What Serena’s and Kvitova’s different journeys also illustrate is how rarely other players on tour are able to continuously win at the highest levels of competition.

Maria Sharapova has produced two stretches in her career in which she’s reached the semifinals or better in at least 70 percent of major tournaments over a span of at least three calendar years. From 2004 through 2007, she made the semifinals or better in 9 of 12 majors (75 percent). From 2011 through 2013, she went semis or better in 7 of 9 majors (77 percent).

Victoria Azarenka, from 2011 through 2013, reached the semifinals or better in 7 of 10 majors (70 percent).

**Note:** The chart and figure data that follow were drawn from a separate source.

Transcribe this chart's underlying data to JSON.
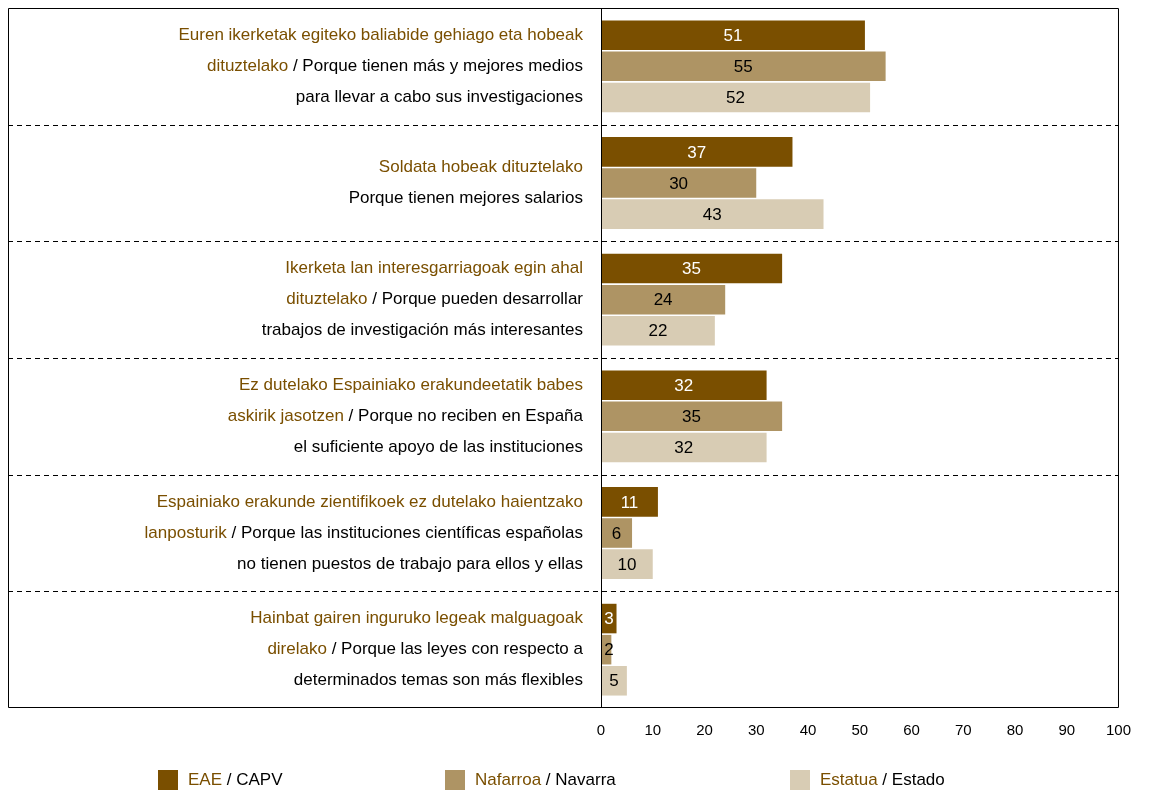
{
  "chart_data": {
    "type": "bar",
    "orientation": "horizontal",
    "categories": [
      "Euren ikerketak egiteko baliabide gehiago eta hobeak\ndituztelako / Porque tienen más y mejores medios\npara llevar a cabo sus investigaciones",
      "Soldata hobeak dituztelako\nPorque tienen mejores salarios",
      "Ikerketa lan interesgarriagoak egin ahal\ndituztelako / Porque pueden desarrollar\ntrabajos de investigación más interesantes",
      "Ez dutelako Espainiako erakundeetatik babes\naskirik jasotzen / Porque no reciben en España\nel suficiente apoyo de las instituciones",
      "Espainiako erakunde zientifikoek ez dutelako haientzako\nlanposturik / Porque las instituciones científicas españolas\nno tienen puestos de trabajo para ellos y ellas",
      "Hainbat gairen inguruko legeak malguagoak\ndirelako / Porque las leyes con respecto a\ndeterminados temas son más flexibles"
    ],
    "series": [
      {
        "name": "EAE / CAPV",
        "color": "#7a4f00",
        "values": [
          51,
          37,
          35,
          32,
          11,
          3
        ]
      },
      {
        "name": "Nafarroa / Navarra",
        "color": "#ae9464",
        "values": [
          55,
          30,
          24,
          35,
          6,
          2
        ]
      },
      {
        "name": "Estatua / Estado",
        "color": "#d8ccb4",
        "values": [
          52,
          43,
          22,
          32,
          10,
          5
        ]
      }
    ],
    "xlim": [
      0,
      100
    ],
    "xticks": [
      0,
      10,
      20,
      30,
      40,
      50,
      60,
      70,
      80,
      90,
      100
    ],
    "data_labels": true,
    "legend": "bottom",
    "grid": false
  }
}
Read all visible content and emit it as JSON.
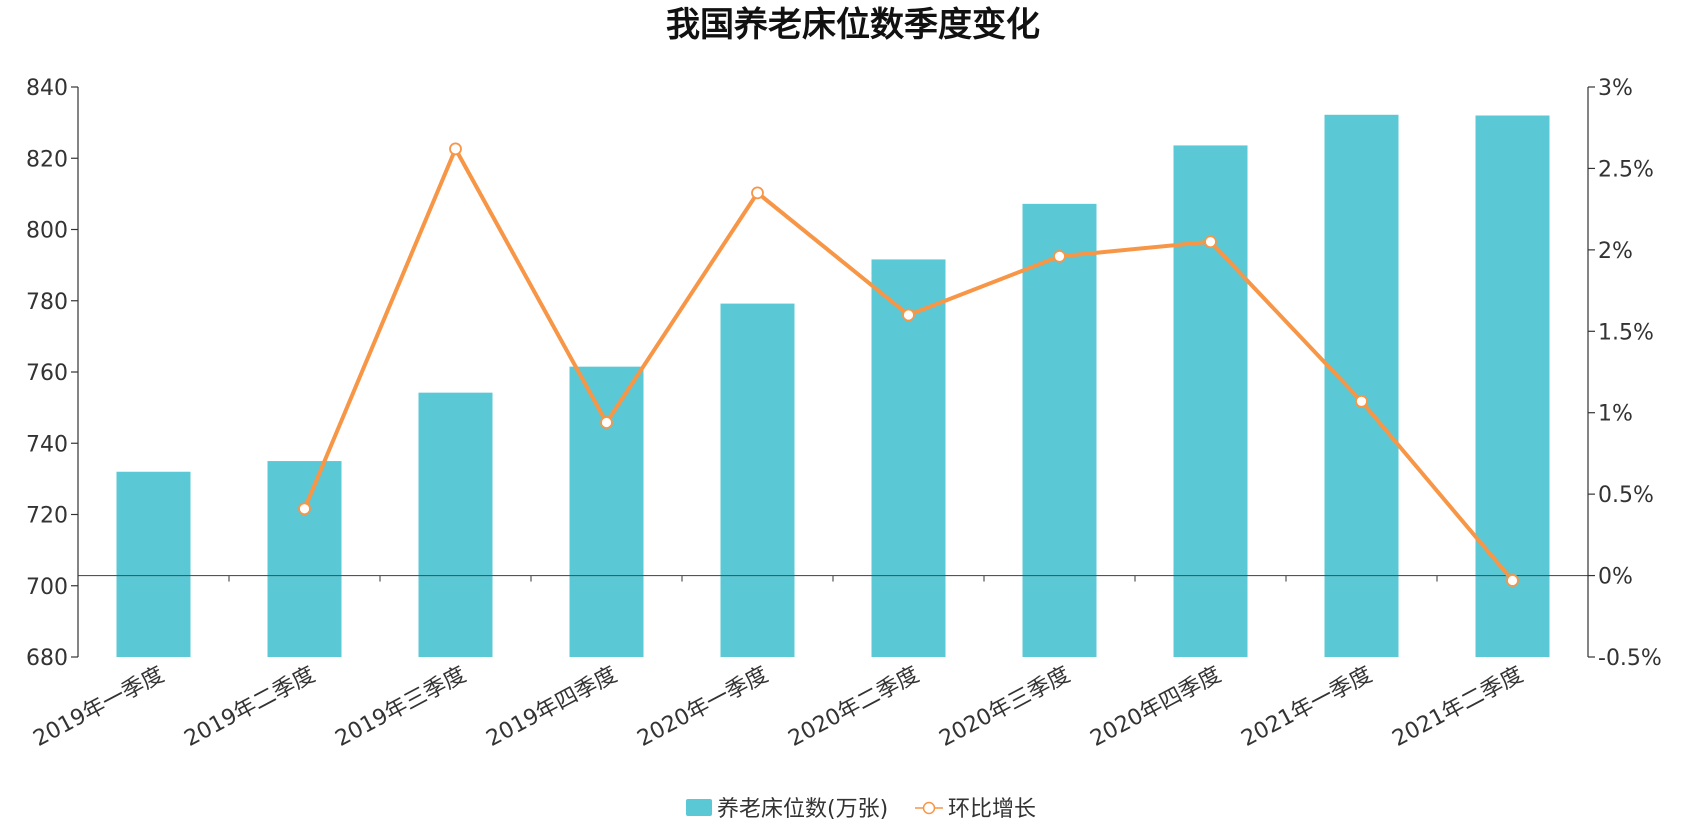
{
  "chart_data": {
    "type": "bar+line",
    "title": "我国养老床位数季度变化",
    "categories": [
      "2019年一季度",
      "2019年二季度",
      "2019年三季度",
      "2019年四季度",
      "2020年一季度",
      "2020年二季度",
      "2020年三季度",
      "2020年四季度",
      "2021年一季度",
      "2021年二季度"
    ],
    "series": [
      {
        "name": "养老床位数(万张)",
        "type": "bar",
        "axis": "left",
        "color": "#5bc8d5",
        "values": [
          732,
          735,
          754.2,
          761.5,
          779.2,
          791.6,
          807.2,
          823.6,
          832.2,
          832.0
        ]
      },
      {
        "name": "环比增长",
        "type": "line",
        "axis": "right",
        "color": "#f79646",
        "values": [
          null,
          0.41,
          2.62,
          0.94,
          2.35,
          1.6,
          1.96,
          2.05,
          1.07,
          -0.03
        ]
      }
    ],
    "y_left": {
      "min": 680,
      "max": 840,
      "ticks": [
        680,
        700,
        720,
        740,
        760,
        780,
        800,
        820,
        840
      ],
      "tick_labels": [
        "680",
        "700",
        "720",
        "740",
        "760",
        "780",
        "800",
        "820",
        "840"
      ]
    },
    "y_right": {
      "min": -0.5,
      "max": 3,
      "ticks": [
        -0.5,
        0,
        0.5,
        1,
        1.5,
        2,
        2.5,
        3
      ],
      "tick_labels": [
        "-0.5%",
        "0%",
        "0.5%",
        "1%",
        "1.5%",
        "2%",
        "2.5%",
        "3%"
      ]
    },
    "legend_position": "bottom-center",
    "grid": false
  }
}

Beyond those two players, which other active WTA pros have been able to do the same at least once in their careers? Venus Williams certainly rates as one, but she’s been around the block many times. If you want to find anyone else under 30 who can point to such an achievement, you’ll have to look long and hard.

It has been said — and it remains a reasonable point — that Serena Williams has lacked one truly great and constant rival throughout her career, the kind of rival Martina Navratilova had in Chris Evert (and vice-versa), and which Monica Seles was for Steffi Graf until she was stabbed. Yet, when one realizes how constantly Serena wins the kind of match she won against Heather Watson, and how rarely Petra Kvitova and most other contemporary WTA competitors are able to string together three years’ worth of strong showings at majors, it becomes easier — not harder — to believe the claim that Serena is the best there ever was.

The only problem, though: What happens to the WTA when Serena leaves?

We don’t have to answer that question now, but keep it in mind for 2019 and beyond.